Unreal Speech Python SDK allows you to easily integrate the Unreal Speech API into your Python applications for text-to-speech (TTS) synthesis. This SDK provides convenient methods for working with the Unreal Speech API, including generating speech, managing synthesis tasks, and streaming audio.

Getting Started

Installation

You can install the Unreal Speech API Python package using pip:

pip install unrealspeech

To ensure the package functions correctly, it is necessary to install the following dependencies as well.

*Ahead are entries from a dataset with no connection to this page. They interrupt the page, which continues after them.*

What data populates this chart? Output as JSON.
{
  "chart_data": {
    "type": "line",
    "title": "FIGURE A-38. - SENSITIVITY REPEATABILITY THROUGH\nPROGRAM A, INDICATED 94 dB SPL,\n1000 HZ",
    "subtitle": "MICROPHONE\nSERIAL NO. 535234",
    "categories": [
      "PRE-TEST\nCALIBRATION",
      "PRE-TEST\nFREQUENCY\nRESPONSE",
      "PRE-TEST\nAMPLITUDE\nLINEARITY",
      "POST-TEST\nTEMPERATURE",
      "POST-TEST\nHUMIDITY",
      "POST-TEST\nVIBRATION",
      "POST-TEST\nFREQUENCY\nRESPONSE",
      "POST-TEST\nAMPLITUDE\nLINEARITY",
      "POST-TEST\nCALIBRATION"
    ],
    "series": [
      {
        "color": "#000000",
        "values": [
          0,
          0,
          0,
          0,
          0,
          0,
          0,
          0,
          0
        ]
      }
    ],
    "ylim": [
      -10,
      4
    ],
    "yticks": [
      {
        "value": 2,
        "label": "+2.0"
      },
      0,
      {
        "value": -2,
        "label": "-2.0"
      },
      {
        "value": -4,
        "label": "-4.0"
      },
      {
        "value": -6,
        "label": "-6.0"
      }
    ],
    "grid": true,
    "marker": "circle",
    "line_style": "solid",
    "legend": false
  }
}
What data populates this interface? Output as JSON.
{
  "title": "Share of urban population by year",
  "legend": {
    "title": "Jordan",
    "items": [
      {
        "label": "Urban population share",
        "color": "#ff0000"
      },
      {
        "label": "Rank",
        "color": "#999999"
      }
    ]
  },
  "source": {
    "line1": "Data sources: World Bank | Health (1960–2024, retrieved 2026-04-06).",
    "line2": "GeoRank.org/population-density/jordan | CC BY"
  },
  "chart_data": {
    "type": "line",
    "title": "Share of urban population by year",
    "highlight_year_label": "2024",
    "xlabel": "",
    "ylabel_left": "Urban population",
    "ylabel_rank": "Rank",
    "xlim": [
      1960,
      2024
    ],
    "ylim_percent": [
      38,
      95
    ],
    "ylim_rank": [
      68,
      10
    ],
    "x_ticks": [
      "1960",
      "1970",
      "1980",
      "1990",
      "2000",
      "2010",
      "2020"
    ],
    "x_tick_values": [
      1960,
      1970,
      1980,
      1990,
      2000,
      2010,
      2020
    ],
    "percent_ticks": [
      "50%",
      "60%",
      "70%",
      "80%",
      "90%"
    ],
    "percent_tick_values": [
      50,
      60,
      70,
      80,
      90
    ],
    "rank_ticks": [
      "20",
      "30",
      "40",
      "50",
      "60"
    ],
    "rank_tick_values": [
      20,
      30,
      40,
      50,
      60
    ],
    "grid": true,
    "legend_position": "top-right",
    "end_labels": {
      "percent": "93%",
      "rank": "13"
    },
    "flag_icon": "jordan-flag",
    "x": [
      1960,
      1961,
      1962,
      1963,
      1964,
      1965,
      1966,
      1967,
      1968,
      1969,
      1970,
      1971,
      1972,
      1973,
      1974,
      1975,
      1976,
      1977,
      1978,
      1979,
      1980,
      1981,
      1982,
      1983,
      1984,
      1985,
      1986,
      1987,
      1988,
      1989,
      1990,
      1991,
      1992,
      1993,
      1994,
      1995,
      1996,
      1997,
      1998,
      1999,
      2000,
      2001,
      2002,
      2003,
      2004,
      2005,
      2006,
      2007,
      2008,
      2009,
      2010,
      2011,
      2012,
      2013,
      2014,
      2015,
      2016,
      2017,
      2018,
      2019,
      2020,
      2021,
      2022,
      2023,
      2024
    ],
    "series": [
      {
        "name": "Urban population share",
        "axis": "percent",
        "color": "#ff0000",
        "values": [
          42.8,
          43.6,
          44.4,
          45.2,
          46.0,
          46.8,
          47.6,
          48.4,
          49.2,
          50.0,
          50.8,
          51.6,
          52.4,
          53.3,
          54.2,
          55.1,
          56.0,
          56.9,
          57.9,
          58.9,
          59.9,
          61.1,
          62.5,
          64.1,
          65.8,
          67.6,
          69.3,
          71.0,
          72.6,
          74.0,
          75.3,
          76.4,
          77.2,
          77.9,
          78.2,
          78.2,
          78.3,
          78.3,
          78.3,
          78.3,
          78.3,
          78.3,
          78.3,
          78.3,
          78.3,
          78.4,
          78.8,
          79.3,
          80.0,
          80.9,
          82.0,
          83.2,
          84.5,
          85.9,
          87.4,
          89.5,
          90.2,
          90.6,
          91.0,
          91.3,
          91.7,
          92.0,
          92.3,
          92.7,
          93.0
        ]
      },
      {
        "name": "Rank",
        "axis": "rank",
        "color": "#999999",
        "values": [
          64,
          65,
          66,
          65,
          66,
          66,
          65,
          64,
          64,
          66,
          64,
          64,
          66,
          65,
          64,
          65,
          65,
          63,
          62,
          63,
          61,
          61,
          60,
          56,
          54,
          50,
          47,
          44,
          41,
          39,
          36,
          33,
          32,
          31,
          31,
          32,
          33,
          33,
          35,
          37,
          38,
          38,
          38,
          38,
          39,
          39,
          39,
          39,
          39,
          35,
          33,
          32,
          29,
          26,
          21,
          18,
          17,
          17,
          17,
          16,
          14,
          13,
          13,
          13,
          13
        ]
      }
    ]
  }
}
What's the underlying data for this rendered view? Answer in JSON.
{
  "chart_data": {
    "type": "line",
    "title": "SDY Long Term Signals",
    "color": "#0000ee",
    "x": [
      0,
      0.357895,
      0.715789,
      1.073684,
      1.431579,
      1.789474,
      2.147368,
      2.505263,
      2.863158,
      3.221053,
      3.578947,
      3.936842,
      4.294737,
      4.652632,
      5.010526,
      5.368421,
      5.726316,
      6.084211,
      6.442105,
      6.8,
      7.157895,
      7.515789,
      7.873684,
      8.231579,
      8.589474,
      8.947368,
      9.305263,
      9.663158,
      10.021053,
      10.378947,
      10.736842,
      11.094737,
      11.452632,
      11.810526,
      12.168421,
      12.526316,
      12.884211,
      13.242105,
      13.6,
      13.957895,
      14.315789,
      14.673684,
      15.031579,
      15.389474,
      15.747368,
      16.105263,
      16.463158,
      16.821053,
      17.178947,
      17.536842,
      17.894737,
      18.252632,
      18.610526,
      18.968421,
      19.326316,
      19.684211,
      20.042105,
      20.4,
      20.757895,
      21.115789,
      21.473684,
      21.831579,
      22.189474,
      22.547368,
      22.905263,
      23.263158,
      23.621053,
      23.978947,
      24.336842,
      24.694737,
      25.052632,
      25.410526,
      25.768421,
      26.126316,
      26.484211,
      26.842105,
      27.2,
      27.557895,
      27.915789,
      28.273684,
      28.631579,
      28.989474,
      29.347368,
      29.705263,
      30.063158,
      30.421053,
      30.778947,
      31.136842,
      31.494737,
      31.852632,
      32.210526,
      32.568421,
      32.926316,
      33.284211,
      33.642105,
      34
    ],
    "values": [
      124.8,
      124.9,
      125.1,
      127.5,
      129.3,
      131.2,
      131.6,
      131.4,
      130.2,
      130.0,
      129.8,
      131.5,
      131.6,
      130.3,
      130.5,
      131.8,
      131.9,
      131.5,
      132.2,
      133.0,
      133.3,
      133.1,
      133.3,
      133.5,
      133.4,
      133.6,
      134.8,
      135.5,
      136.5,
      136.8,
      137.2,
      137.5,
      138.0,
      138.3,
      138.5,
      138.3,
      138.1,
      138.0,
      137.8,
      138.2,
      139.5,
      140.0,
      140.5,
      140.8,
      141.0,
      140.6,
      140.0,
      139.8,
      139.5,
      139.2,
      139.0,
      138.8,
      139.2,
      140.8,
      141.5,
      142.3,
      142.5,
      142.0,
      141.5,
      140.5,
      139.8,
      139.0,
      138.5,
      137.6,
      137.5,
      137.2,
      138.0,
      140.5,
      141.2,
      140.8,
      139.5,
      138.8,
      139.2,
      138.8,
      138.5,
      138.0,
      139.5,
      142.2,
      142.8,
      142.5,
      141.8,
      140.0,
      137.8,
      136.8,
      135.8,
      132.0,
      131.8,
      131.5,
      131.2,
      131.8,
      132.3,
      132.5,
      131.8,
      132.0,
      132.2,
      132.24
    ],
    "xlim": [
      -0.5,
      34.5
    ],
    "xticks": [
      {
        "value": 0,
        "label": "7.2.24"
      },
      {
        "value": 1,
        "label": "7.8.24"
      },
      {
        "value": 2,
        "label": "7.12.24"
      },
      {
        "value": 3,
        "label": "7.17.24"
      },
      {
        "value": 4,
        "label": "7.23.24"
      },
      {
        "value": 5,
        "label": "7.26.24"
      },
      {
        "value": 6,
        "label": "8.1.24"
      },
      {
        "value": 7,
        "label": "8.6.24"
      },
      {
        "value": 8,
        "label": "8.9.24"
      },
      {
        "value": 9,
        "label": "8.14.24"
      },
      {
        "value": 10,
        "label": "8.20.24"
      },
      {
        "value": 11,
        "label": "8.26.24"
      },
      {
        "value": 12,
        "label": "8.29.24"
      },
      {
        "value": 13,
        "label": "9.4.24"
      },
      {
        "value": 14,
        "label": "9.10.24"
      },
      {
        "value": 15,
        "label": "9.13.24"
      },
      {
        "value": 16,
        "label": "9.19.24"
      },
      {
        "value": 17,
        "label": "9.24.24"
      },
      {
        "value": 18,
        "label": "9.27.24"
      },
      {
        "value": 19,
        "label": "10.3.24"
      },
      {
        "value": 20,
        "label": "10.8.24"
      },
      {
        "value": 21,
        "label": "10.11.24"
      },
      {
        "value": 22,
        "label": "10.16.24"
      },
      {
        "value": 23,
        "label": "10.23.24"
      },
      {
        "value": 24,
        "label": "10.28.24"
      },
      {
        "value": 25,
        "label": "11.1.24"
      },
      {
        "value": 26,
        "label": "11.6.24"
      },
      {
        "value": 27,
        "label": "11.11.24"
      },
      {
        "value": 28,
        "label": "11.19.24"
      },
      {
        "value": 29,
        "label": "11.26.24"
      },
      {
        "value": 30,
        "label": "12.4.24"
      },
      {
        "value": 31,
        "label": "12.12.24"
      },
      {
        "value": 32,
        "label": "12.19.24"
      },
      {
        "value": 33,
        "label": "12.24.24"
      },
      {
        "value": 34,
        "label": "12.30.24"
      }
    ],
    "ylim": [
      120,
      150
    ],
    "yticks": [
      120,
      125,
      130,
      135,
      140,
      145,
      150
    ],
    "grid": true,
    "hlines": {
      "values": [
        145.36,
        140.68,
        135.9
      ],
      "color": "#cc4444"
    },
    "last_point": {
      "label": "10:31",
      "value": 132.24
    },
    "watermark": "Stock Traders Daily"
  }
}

pip install playsound pydub simpleaudio

Endpoint	Description
/stream	Stream audio for short, time-sensitive cases
/speech	Generate speech with options (MP3 format)
/synthesisTasks	Manage synthesis tasks for longer text
/synthesisTasks/TaskId	Check the status of a synthesis task

Common Request Body Schema

Property	Type	Required?	Default Value	Allowed Values
VoiceId	string	Required	N/A	Scarlett, Liv, Dan, Will, Amy
Bitrate	string	Optional	192k	16k, 32k, 48k, 64k, 128k, 192k, 256k, 320k
Speed	float	Optional	0	-1.0 to 1.0
Pitch	float	Optional	1.0	0.5 to 1.5

Parameter Details

Voice ID

Dan: Young Male
Will: Mature Male
Scarlett: Young Female
Liv: Young Female
Amy: Mature Female

Bitrate

Defaults to 192k. Use lower values for low bandwidth or to reduce the transferred file size. Use higher values for higher fidelity.

Speed

Defaults to 0.

Examples:

0.5: makes the audio 50% faster. (i.e., 60-second audio becomes 42 seconds)
-0.5: makes the audio 50% slower. (i.e., 60-second audio becomes 90 seconds.)

Pitch

Defaults to 1. However, on the landing page, we default male voices to 0.92 as people tend to prefer lower/deeper male voices.

Rate Limit

Plan	Requests per second
Free	1
Basic	2
Pro	8

Usage

Initializing the UnrealSpeechAPI
First, import the UnrealSpeechAPI class

from unrealspeech import UnrealSpeechAPI, play, save

Then, initialize the API with your API key

api_key = 'YOUR_API_KEY'
speech_api = UnrealSpeechAPI(api_key)

Generating Speech

You can generate speech by providing a text string and optional parameters

text_to_speech = "This is a sample text."
timestamp_type = "sentence"  # Choose from 'sentence' or 'word'
voice_id = "Scarlett"  # Choose the desired voice
bitrate = "192k"
speed = 0 
pitch = 1.0
audio_data = speech_api.speech(text=text_to_speech,voice_id=voice_id, bitrate=bitrate, timestamp_type=timestamp_type, speed=speed, pitch=pitch)

# Play audio
play(audio_data)

Streaming Audio

For short and time-sensitive cases, you can use the /stream endpoint to stream audio

# Stream audio
text_to_stream = "This is a short text to be synthesized."
voice_id = "Will"
timestamp_type = "sentence"  # Choose from 'sentence' or 'word'
bitrate = "192k"
speed = 0
pitch = 1.0

# Generate audio from text
audio_data = speech_api.stream(
   text=text_to_stream, voice_id=voice_id, bitrate=bitrate, timestamp_type=timestamp_type, speed, pitch)

 # Play audio
play(audio_data)

Managing Synthesis Tasks

You can manage synthesis tasks for longer text using the synthesisTasks endpoint

# Create a synthesis task
task_id = speech_api.create_synthesis_task(text="Long content", voice_id="Will", bitrate="320k", timestamp_type="word", speed=0, pitch=1.0)

# Check the task status
audio_data = speech_api.get_synthesis_task_status(task_id)

# Play audio
play(audio_data)

Downloading Audio

You can download audio by simply calling the save function

  from unrealspeech import save

  audio_data = sppech_api.speech('How to download your audio easily')

  # you can use the save function to save the audio
  save(audio_data, "output.mp3")

Contributing

Contributions are welcome! If you find any issues or have suggestions for improvements, please open an issue or submit a pull request.